The pattern starts with an Experience for the learner, then moves to an Analysis of the experience, then to the discovery of the big idea; the generalization or Theory. Think “E-A-T”. Most “transfer” learning, important and not to be denied, is in the reverse direction: theory, analysis of the theory, and then an application or experience.

Picture a continuum of education/learning/teaching; a line from left to right. On the left end let’s put the traditional transfer mode - moving already known information from the teacher or text or parent or film or whatever - into the learner. On the right end of the continuum, put learning the skills of learning; learning how to learn from experiences. My sense is that we should move at least a bit from left to right. (The “No Child Left Behind” legislation seems to emphasize only the left end of the continuum.)

One reason is that what is known is so rapidly changing.
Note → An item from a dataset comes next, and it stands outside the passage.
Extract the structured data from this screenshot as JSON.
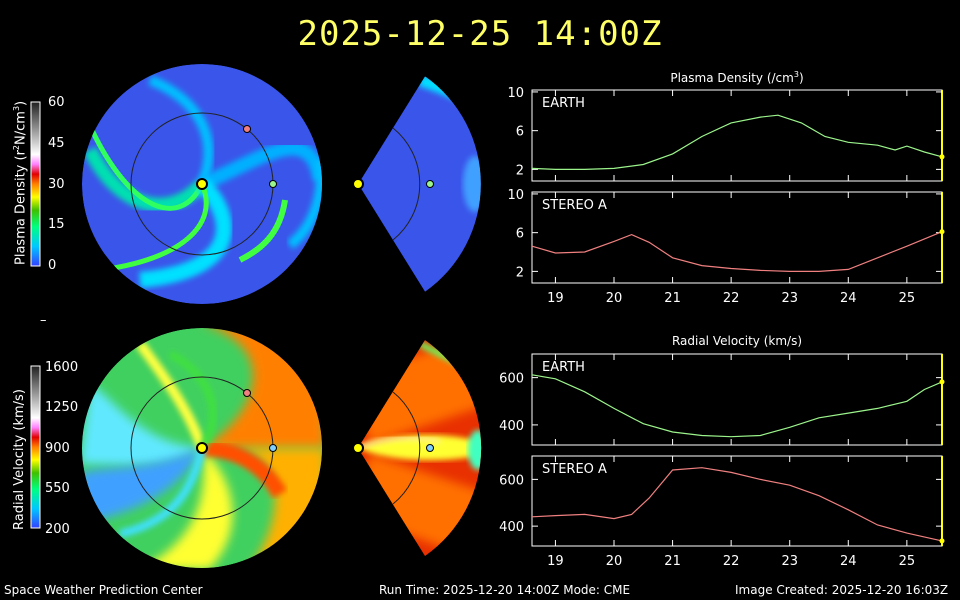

When my grandfather finished school, what he had learned would likely still be “true” throughout his life. Not so today. I studied a lot of genetics, for example, some 50 years ago. Today, not only is what I learned outmoded, but most of it actually wrong!
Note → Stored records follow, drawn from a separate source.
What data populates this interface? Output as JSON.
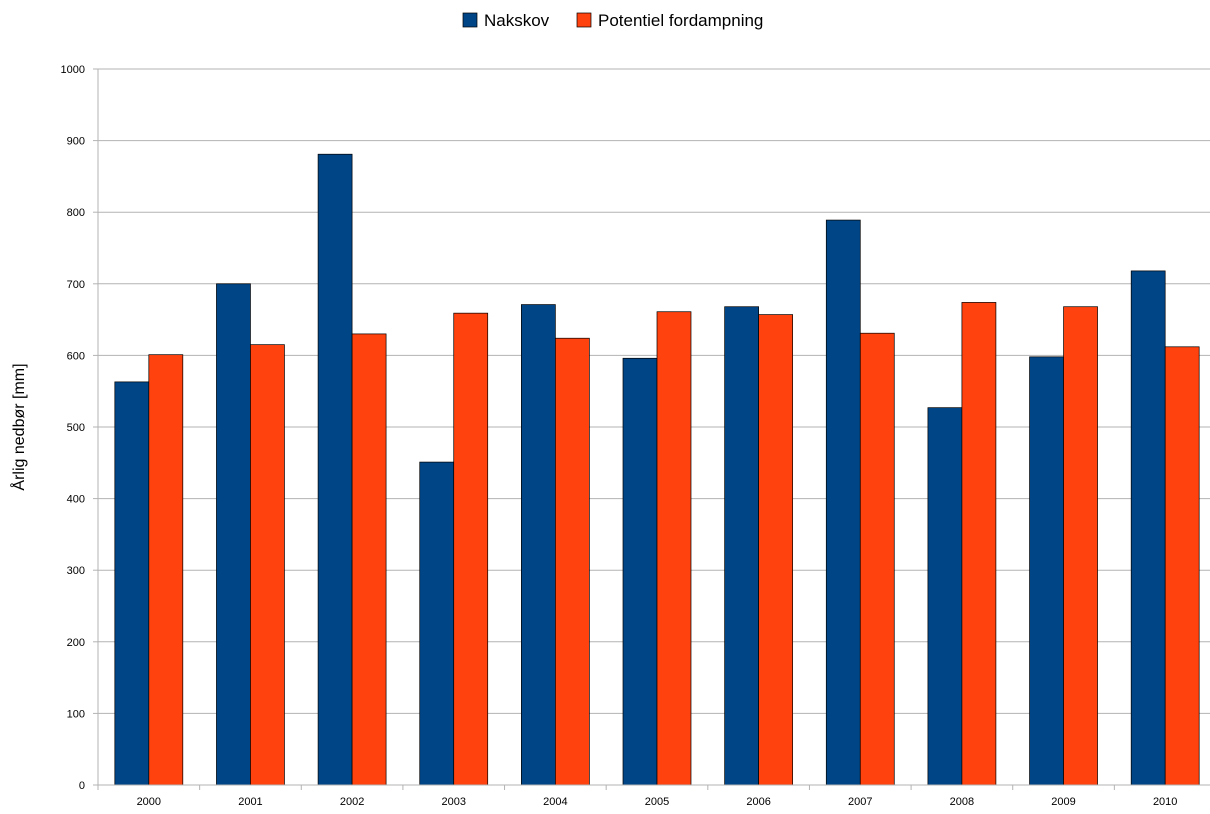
{
  "chart_data": {
    "type": "bar",
    "categories": [
      "2000",
      "2001",
      "2002",
      "2003",
      "2004",
      "2005",
      "2006",
      "2007",
      "2008",
      "2009",
      "2010"
    ],
    "series": [
      {
        "name": "Nakskov",
        "color": "#004586",
        "values": [
          563,
          700,
          881,
          451,
          671,
          596,
          668,
          789,
          527,
          598,
          718
        ]
      },
      {
        "name": "Potentiel fordampning",
        "color": "#ff420e",
        "values": [
          601,
          615,
          630,
          659,
          624,
          661,
          657,
          631,
          674,
          668,
          612
        ]
      }
    ],
    "ylabel": "Årlig nedbør [mm]",
    "ylim": [
      0,
      1000
    ],
    "yticks": [
      "0",
      "100",
      "200",
      "300",
      "400",
      "500",
      "600",
      "700",
      "800",
      "900",
      "1000"
    ],
    "grid": true,
    "legend_position": "top-center"
  }
}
Another is that learning grounded in one’s own experiences is obviously more relevant to the learner, and thus much more motivating.

So I’m suggesting that our teaching efforts move at least a bit away from sharing our content expertise, towards helping kids learn the processes of learning, which are eminently teachable and learnable. Let’s make learn a verb more than a noun, a process more than a product. In science, it’s really nothing more than DOING science rather than merely learning science facts; helping kids to BE scientists rather than only learning ABOUT science. And the scientific method is applicable, of course, far beyond the confines of what is normally thought of as science.
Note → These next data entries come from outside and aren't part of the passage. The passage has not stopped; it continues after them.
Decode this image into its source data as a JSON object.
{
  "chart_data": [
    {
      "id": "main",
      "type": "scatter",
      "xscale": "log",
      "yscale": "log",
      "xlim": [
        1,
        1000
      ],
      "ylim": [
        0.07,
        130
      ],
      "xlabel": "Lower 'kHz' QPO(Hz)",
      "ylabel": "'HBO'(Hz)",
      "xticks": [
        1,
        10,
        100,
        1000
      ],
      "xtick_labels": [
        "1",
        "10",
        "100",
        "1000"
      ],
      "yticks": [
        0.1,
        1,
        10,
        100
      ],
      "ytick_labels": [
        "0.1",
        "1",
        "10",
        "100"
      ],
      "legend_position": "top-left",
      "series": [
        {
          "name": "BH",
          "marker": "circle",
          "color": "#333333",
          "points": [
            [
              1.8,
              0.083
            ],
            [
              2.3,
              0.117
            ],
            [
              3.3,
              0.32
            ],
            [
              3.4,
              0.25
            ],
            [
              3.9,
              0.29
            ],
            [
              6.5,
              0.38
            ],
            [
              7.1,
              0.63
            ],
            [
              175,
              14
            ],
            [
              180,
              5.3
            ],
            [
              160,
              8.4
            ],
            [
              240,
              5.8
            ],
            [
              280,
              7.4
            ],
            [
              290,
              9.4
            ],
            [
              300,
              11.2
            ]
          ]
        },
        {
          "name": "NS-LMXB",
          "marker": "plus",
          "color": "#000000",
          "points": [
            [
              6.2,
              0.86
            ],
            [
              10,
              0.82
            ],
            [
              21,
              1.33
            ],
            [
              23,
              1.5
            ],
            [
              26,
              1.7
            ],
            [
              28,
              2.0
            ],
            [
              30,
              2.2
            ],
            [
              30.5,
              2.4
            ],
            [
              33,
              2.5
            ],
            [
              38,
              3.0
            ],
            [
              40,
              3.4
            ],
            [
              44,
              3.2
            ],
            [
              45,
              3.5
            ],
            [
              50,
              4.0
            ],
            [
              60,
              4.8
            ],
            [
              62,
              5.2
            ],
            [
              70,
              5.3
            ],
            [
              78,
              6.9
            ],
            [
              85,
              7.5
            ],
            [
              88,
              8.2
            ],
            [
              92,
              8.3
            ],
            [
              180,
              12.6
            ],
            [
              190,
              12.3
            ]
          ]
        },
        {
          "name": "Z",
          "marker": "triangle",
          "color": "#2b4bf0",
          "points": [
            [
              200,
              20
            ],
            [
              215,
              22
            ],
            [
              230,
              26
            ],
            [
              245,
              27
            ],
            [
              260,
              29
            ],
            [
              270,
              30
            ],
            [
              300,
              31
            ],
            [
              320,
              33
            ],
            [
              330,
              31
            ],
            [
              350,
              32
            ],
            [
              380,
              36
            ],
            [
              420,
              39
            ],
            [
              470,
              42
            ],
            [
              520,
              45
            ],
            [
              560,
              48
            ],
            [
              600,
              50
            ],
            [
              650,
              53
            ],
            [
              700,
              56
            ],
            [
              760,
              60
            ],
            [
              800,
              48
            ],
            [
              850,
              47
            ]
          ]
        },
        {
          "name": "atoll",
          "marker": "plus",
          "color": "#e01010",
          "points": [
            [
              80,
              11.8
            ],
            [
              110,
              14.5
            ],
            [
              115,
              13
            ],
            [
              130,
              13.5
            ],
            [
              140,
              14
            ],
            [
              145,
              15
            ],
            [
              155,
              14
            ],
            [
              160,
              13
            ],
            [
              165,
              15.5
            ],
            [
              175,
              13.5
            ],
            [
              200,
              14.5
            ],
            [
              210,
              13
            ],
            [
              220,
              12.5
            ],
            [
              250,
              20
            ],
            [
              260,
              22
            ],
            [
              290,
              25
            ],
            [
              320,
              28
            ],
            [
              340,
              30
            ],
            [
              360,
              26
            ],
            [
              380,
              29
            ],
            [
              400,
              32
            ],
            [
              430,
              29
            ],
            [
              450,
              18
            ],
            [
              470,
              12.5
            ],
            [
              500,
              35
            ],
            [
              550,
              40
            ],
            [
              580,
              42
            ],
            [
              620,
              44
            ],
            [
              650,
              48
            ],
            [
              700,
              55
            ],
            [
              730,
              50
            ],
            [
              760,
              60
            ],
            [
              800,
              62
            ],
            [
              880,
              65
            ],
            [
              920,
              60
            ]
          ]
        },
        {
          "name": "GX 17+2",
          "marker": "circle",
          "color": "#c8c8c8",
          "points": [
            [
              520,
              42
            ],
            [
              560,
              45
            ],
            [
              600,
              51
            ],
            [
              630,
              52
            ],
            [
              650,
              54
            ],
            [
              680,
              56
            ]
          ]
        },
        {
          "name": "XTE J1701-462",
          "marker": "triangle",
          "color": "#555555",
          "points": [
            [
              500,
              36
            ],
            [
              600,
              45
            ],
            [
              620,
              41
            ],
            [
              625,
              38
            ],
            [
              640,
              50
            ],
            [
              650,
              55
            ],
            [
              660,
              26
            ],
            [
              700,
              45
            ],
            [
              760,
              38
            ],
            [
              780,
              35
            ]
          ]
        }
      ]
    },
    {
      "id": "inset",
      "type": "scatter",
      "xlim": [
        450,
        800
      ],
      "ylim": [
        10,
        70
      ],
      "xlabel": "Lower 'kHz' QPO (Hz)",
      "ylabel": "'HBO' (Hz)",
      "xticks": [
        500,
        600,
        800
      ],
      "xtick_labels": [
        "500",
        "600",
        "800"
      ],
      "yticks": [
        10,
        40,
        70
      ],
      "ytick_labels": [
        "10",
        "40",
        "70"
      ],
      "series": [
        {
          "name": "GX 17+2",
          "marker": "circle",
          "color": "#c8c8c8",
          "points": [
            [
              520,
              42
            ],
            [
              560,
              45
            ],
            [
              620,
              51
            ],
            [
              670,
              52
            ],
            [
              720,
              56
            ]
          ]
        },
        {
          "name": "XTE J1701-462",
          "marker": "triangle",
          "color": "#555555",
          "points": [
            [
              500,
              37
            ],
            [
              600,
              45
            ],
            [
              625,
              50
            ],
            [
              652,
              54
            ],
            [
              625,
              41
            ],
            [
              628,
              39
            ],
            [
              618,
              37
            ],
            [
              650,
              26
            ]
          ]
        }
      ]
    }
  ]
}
Here’s a wonderful quote from an article in Time Magazine this week, titled “How to Make Great Teachers”.
“Dr. Cappel told us from the outset that his goal was not to prepare us for the AP biology exam; it was to teach us how to think like scientists”.

Nothing really new or earth-shaking here, I guess, but the tricky part is how to do it. Seems to me that the most neglected part of the process, even with people who agree with the idea, is helping kids to move from the experience to generalization; to helping them look at their own learning. At least that’s where I am now!